Le Parti ouvrier populaire (POP) était donné perdant, mais Xavier Roth l'a fait. L'enseignant et ancien boucher a comblé le déficit de plus de 1000 voix sur la PLR Mathilde Maillard entre les deux tours de l'élection à la Municipalité de Lausanne. Ce grand gaillard de 42 ans permet à l'alliance de gauche de conserver six sièges sur sept.
Avec 15'000 voix et 47,1% des suffrages, le nouveau venu sur la scène politique devra trouver sa place. Même si son profil détonne, il entend bien imposer son style tout sauf lisse – et très à gauche – lors de la prochaine législature. Durant l'interview, devant l'Hôtel de Ville, Xavier Roth n'en revient toujours pas.
Xavier Roth, cette journée va changer pas mal de choses pour vous. Comment vous sentez-vous et comment avez-vous vécu l'annonce des résultats?

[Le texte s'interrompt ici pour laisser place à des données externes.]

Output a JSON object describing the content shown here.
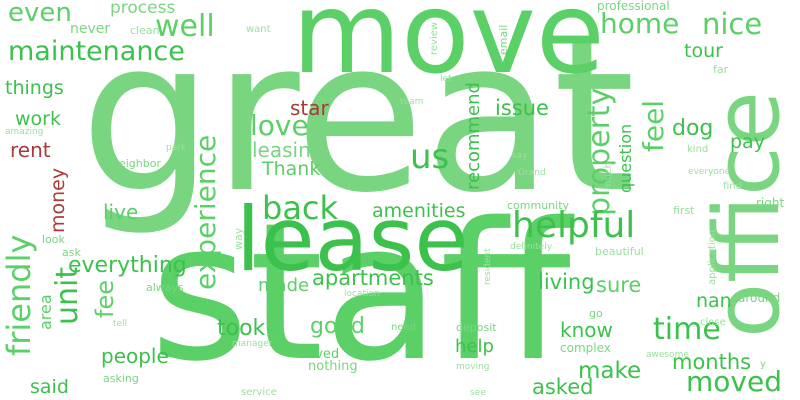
{
  "colors": {
    "green_bright": "#3cc14c",
    "green_mid": "#5bd067",
    "green_light": "#7ad581",
    "green_pale": "#9adf9f",
    "red": "#a83a3a"
  },
  "words": {
    "great": "great",
    "staff": "staff",
    "move": "move",
    "lease": "lease",
    "office": "office",
    "maintenance": "maintenance",
    "even": "even",
    "process": "process",
    "well": "well",
    "home": "home",
    "nice": "nice",
    "property": "property",
    "professional": "professional",
    "things": "things",
    "never": "never",
    "clean": "clean",
    "want": "want",
    "review": "review",
    "email": "email",
    "tour": "tour",
    "far": "far",
    "let": "let",
    "work": "work",
    "friendly": "friendly",
    "rent": "rent",
    "money": "money",
    "amazing": "amazing",
    "neighbor": "neighbor",
    "park": "park",
    "team": "team",
    "star": "star",
    "issue": "issue",
    "recommend": "recommend",
    "question": "question",
    "dog": "dog",
    "feel": "feel",
    "pay": "pay",
    "kind": "kind",
    "love": "love",
    "leasing": "leasing",
    "thank": "Thank",
    "us": "us",
    "experience": "experience",
    "say": "say",
    "much": "much",
    "grand": "Grand",
    "everyone": "everyone",
    "find": "find",
    "back": "back",
    "helpful": "helpful",
    "community": "community",
    "first": "first",
    "right": "right",
    "live": "live",
    "unit": "unit",
    "amenities": "amenities",
    "look": "look",
    "ask": "ask",
    "everything": "everything",
    "way": "way",
    "definitely": "definitely",
    "resident": "resident",
    "beautiful": "beautiful",
    "application": "application",
    "area": "area",
    "fee": "fee",
    "always": "always",
    "apartments": "apartments",
    "location": "location",
    "living": "living",
    "sure": "sure",
    "nan": "nan",
    "around": "around",
    "made": "made",
    "tell": "tell",
    "took": "took",
    "good": "good",
    "know": "know",
    "go": "go",
    "time": "time",
    "close": "close",
    "need": "need",
    "deposit": "deposit",
    "help": "help",
    "people": "people",
    "manager": "manager",
    "complex": "complex",
    "lived": "lived",
    "nothing": "nothing",
    "awesome": "awesome",
    "months": "months",
    "moved": "moved",
    "y": "y",
    "said": "said",
    "asking": "asking",
    "make": "make",
    "moving": "moving",
    "asked": "asked",
    "service": "service",
    "see": "see"
  }
}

Je suis un peu sur une autre planète. J'ai d'abord cru à une blague, que ce n'étaient pas les vrais résultats! Les gens me disent que j'ai fait une super campagne, moi j'ai juste l'impression d'avoir été moi-même. C'est un peu irréel pour le moment. Mais ces quelques heures de bonheur vont vite laisser place à cinq années d'un défi très important.
Vous avez remonté un déficit de plus d'un millier de voix sur le PLR. Par quels moyens?

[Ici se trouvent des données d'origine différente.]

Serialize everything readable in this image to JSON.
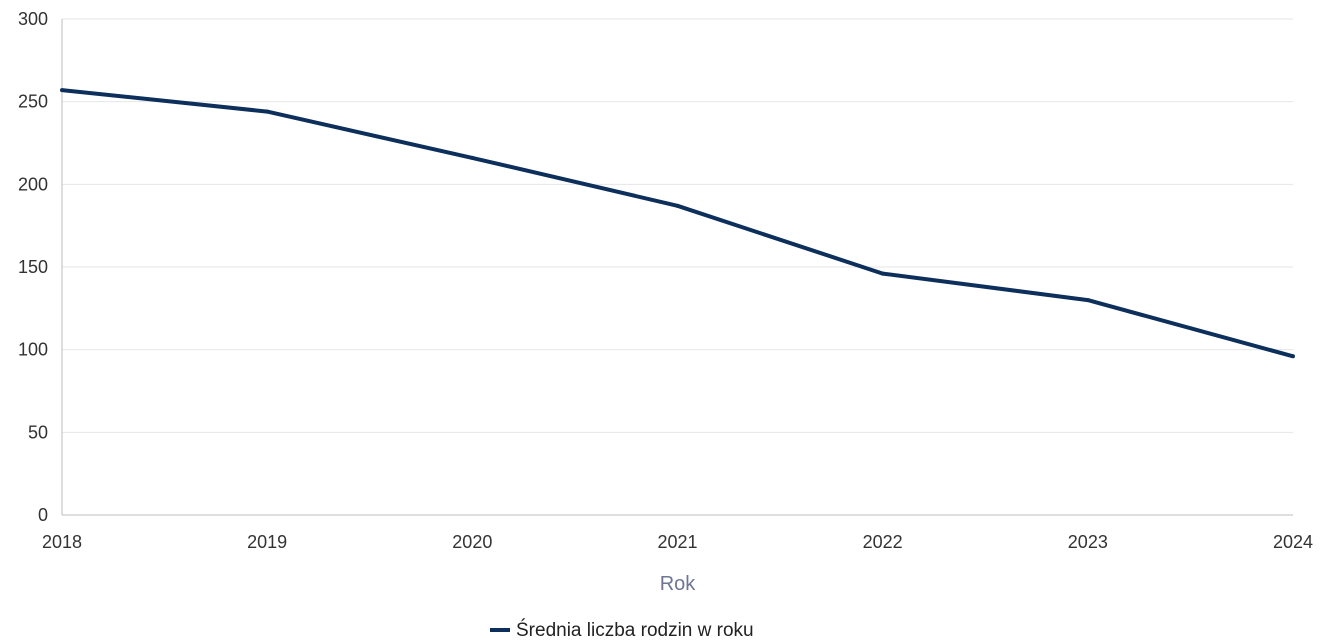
{
  "chart_data": {
    "type": "line",
    "title": "",
    "xlabel": "Rok",
    "ylabel": "",
    "x": [
      "2018",
      "2019",
      "2020",
      "2021",
      "2022",
      "2023",
      "2024"
    ],
    "series": [
      {
        "name": "Średnia liczba rodzin w roku",
        "values": [
          257,
          244,
          216,
          187,
          146,
          130,
          96
        ],
        "color": "#0d2f5c"
      }
    ],
    "ylim": [
      0,
      300
    ],
    "yticks": [
      0,
      50,
      100,
      150,
      200,
      250,
      300
    ],
    "grid": true,
    "legend": "bottom-center"
  }
}
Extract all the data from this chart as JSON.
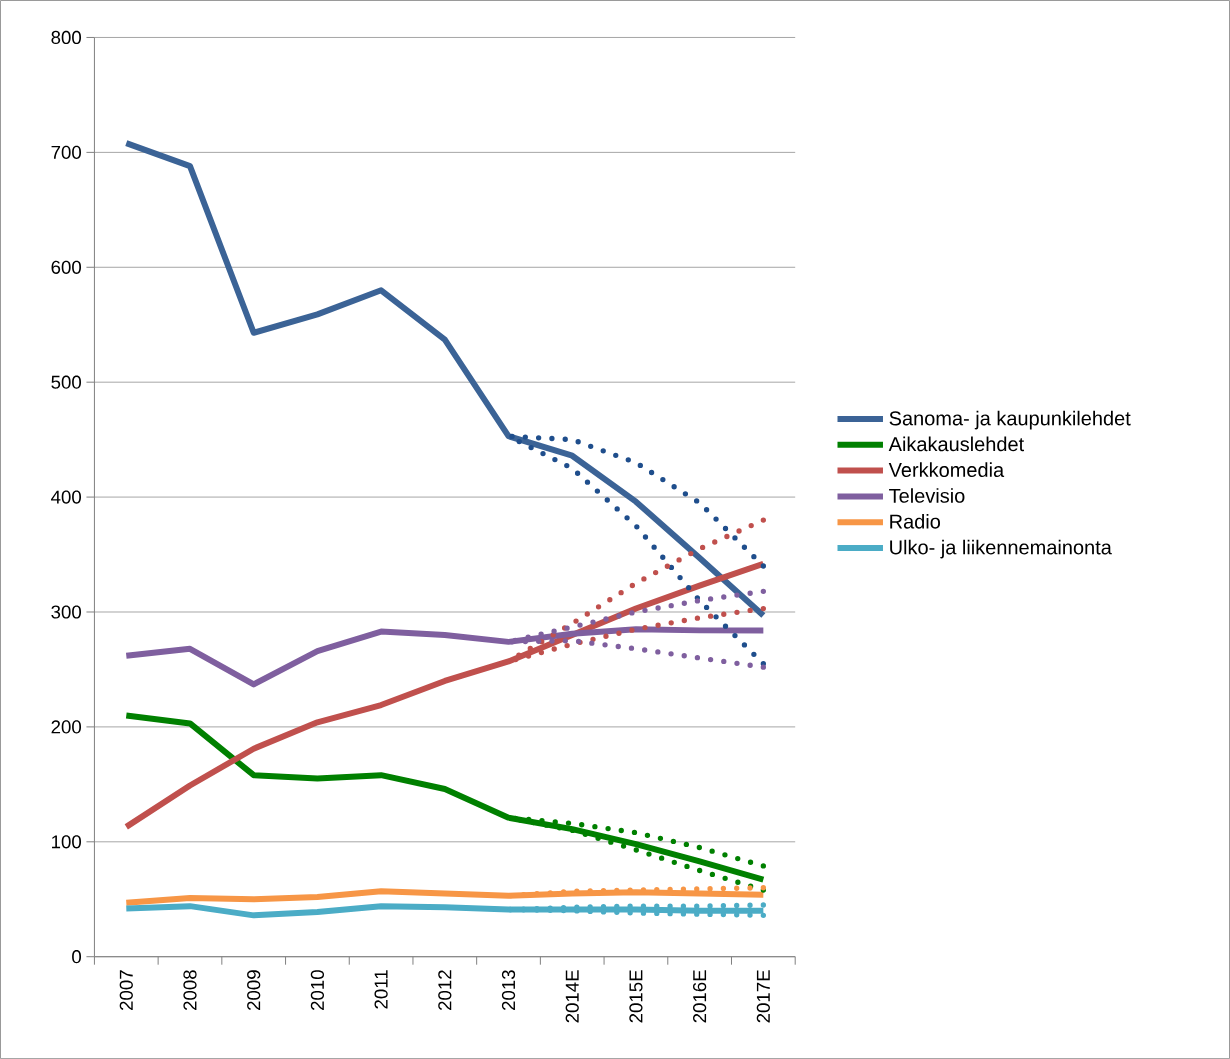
{
  "chart_data": {
    "type": "line",
    "categories": [
      "2007",
      "2008",
      "2009",
      "2010",
      "2011",
      "2012",
      "2013",
      "2014E",
      "2015E",
      "2016E",
      "2017E"
    ],
    "series": [
      {
        "name": "Sanoma- ja kaupunkilehdet",
        "color": "#3b6396",
        "values": [
          708,
          688,
          543,
          559,
          580,
          537,
          453,
          436,
          396,
          347,
          297
        ]
      },
      {
        "name": "Aikakauslehdet",
        "color": "#008000",
        "values": [
          210,
          203,
          158,
          155,
          158,
          146,
          121,
          111,
          98,
          83,
          67
        ]
      },
      {
        "name": "Verkkomedia",
        "color": "#c0504d",
        "values": [
          113,
          149,
          181,
          204,
          219,
          240,
          257,
          280,
          303,
          323,
          342
        ]
      },
      {
        "name": "Televisio",
        "color": "#7f5f9f",
        "values": [
          262,
          268,
          237,
          266,
          283,
          280,
          274,
          281,
          285,
          284,
          284
        ]
      },
      {
        "name": "Radio",
        "color": "#f79646",
        "values": [
          47,
          51,
          50,
          52,
          57,
          55,
          53,
          55,
          56,
          55,
          54
        ]
      },
      {
        "name": "Ulko- ja liikennemainonta",
        "color": "#4bacc6",
        "values": [
          42,
          44,
          36,
          39,
          44,
          43,
          41,
          41,
          41,
          40,
          40
        ]
      },
      {
        "color": "#1f4e8c",
        "line_style": "dotted",
        "values": [
          null,
          null,
          null,
          null,
          null,
          null,
          453,
          450,
          430,
          395,
          340
        ]
      },
      {
        "color": "#1f4e8c",
        "line_style": "dotted",
        "values": [
          null,
          null,
          null,
          null,
          null,
          null,
          453,
          425,
          375,
          310,
          255
        ]
      },
      {
        "color": "#008000",
        "line_style": "dotted",
        "values": [
          null,
          null,
          null,
          null,
          null,
          null,
          121,
          116,
          108,
          95,
          79
        ]
      },
      {
        "color": "#008000",
        "line_style": "dotted",
        "values": [
          null,
          null,
          null,
          null,
          null,
          null,
          121,
          110,
          93,
          75,
          58
        ]
      },
      {
        "color": "#c0504d",
        "line_style": "dotted",
        "values": [
          null,
          null,
          null,
          null,
          null,
          null,
          257,
          290,
          325,
          355,
          380
        ]
      },
      {
        "color": "#c0504d",
        "line_style": "dotted",
        "values": [
          null,
          null,
          null,
          null,
          null,
          null,
          257,
          272,
          285,
          295,
          303
        ]
      },
      {
        "color": "#7f5f9f",
        "line_style": "dotted",
        "values": [
          null,
          null,
          null,
          null,
          null,
          null,
          274,
          287,
          300,
          310,
          318
        ]
      },
      {
        "color": "#7f5f9f",
        "line_style": "dotted",
        "values": [
          null,
          null,
          null,
          null,
          null,
          null,
          274,
          275,
          268,
          260,
          252
        ]
      },
      {
        "color": "#f79646",
        "line_style": "dotted",
        "values": [
          null,
          null,
          null,
          null,
          null,
          null,
          53,
          57,
          58,
          59,
          60
        ]
      },
      {
        "color": "#4bacc6",
        "line_style": "dotted",
        "values": [
          null,
          null,
          null,
          null,
          null,
          null,
          41,
          43,
          44,
          44,
          45
        ]
      },
      {
        "color": "#4bacc6",
        "line_style": "dotted",
        "values": [
          null,
          null,
          null,
          null,
          null,
          null,
          41,
          40,
          38,
          37,
          36
        ]
      }
    ],
    "ylim": [
      0,
      800
    ],
    "yticks": [
      0,
      100,
      200,
      300,
      400,
      500,
      600,
      700,
      800
    ],
    "grid": "y",
    "legend": "right"
  }
}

Le différentiel est assez important par rapport au premier tour, puisque j'ai désormais une avance d'environ 1500 voix. Je le vois comme le résultat d'une mobilisation assez forte, à la fois de la gauche radicale, et du côté de notre alliance, où j'avais été un peu boudé au premier tour. Et je n'exclus pas que quelques centristes se soient sentis plus attirés par notre alliance que par certaines propositions du PLR. Je pense que les trois facteurs ont joué.

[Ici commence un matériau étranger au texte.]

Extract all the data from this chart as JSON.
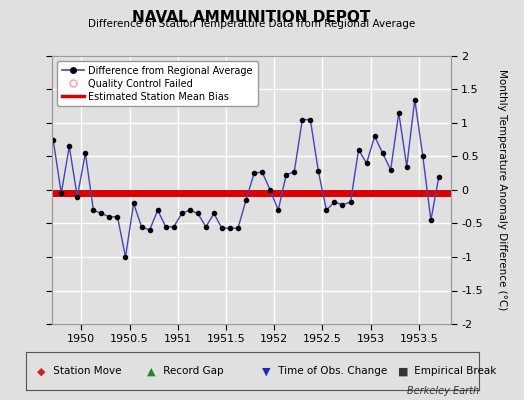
{
  "title": "NAVAL AMMUNITION DEPOT",
  "subtitle": "Difference of Station Temperature Data from Regional Average",
  "ylabel": "Monthly Temperature Anomaly Difference (°C)",
  "bg_color": "#e0e0e0",
  "plot_bg_color": "#e0e0e0",
  "grid_color": "#ffffff",
  "line_color": "#4444bb",
  "marker_color": "#000000",
  "bias_color": "#dd0000",
  "xlim": [
    1949.7,
    1953.83
  ],
  "ylim": [
    -2.0,
    2.0
  ],
  "xticks": [
    1950,
    1950.5,
    1951,
    1951.5,
    1952,
    1952.5,
    1953,
    1953.5
  ],
  "yticks": [
    -2,
    -1.5,
    -1,
    -0.5,
    0,
    0.5,
    1,
    1.5,
    2
  ],
  "bias_y": -0.04,
  "watermark": "Berkeley Earth",
  "x_data": [
    1949.708,
    1949.792,
    1949.875,
    1949.958,
    1950.042,
    1950.125,
    1950.208,
    1950.292,
    1950.375,
    1950.458,
    1950.542,
    1950.625,
    1950.708,
    1950.792,
    1950.875,
    1950.958,
    1951.042,
    1951.125,
    1951.208,
    1951.292,
    1951.375,
    1951.458,
    1951.542,
    1951.625,
    1951.708,
    1951.792,
    1951.875,
    1951.958,
    1952.042,
    1952.125,
    1952.208,
    1952.292,
    1952.375,
    1952.458,
    1952.542,
    1952.625,
    1952.708,
    1952.792,
    1952.875,
    1952.958,
    1953.042,
    1953.125,
    1953.208,
    1953.292,
    1953.375,
    1953.458,
    1953.542,
    1953.625,
    1953.708
  ],
  "y_data": [
    0.75,
    -0.05,
    0.65,
    -0.1,
    0.55,
    -0.3,
    -0.35,
    -0.4,
    -0.4,
    -1.0,
    -0.2,
    -0.55,
    -0.6,
    -0.3,
    -0.55,
    -0.55,
    -0.35,
    -0.3,
    -0.35,
    -0.55,
    -0.35,
    -0.57,
    -0.57,
    -0.57,
    -0.15,
    0.25,
    0.27,
    0.0,
    -0.3,
    0.23,
    0.27,
    1.05,
    1.05,
    0.28,
    -0.3,
    -0.18,
    -0.22,
    -0.18,
    0.6,
    0.4,
    0.8,
    0.55,
    0.3,
    1.15,
    0.35,
    1.35,
    0.5,
    -0.45,
    0.2
  ]
}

Beaucoup ont vu les PLR décrocher un deuxième siège à vos dépends. Que leur dites-vous maintenant?
A chaque législature, on nous dit que le POP va perdre son siège. Et à chaque législature, on le garde, m'a dit une de nos députées quand j'ai annoncé ma candidature. Il y a quand même un attachement, qui reste fort dans la gauche lausannoise, à ce siège de gauche populaire et radicale dans les bottes de l'alliance. On en a à nouveau la preuve aujourd'hui. Pour ce qui est du PLR, ils feront eux-même l'analyse de leur propre campagne...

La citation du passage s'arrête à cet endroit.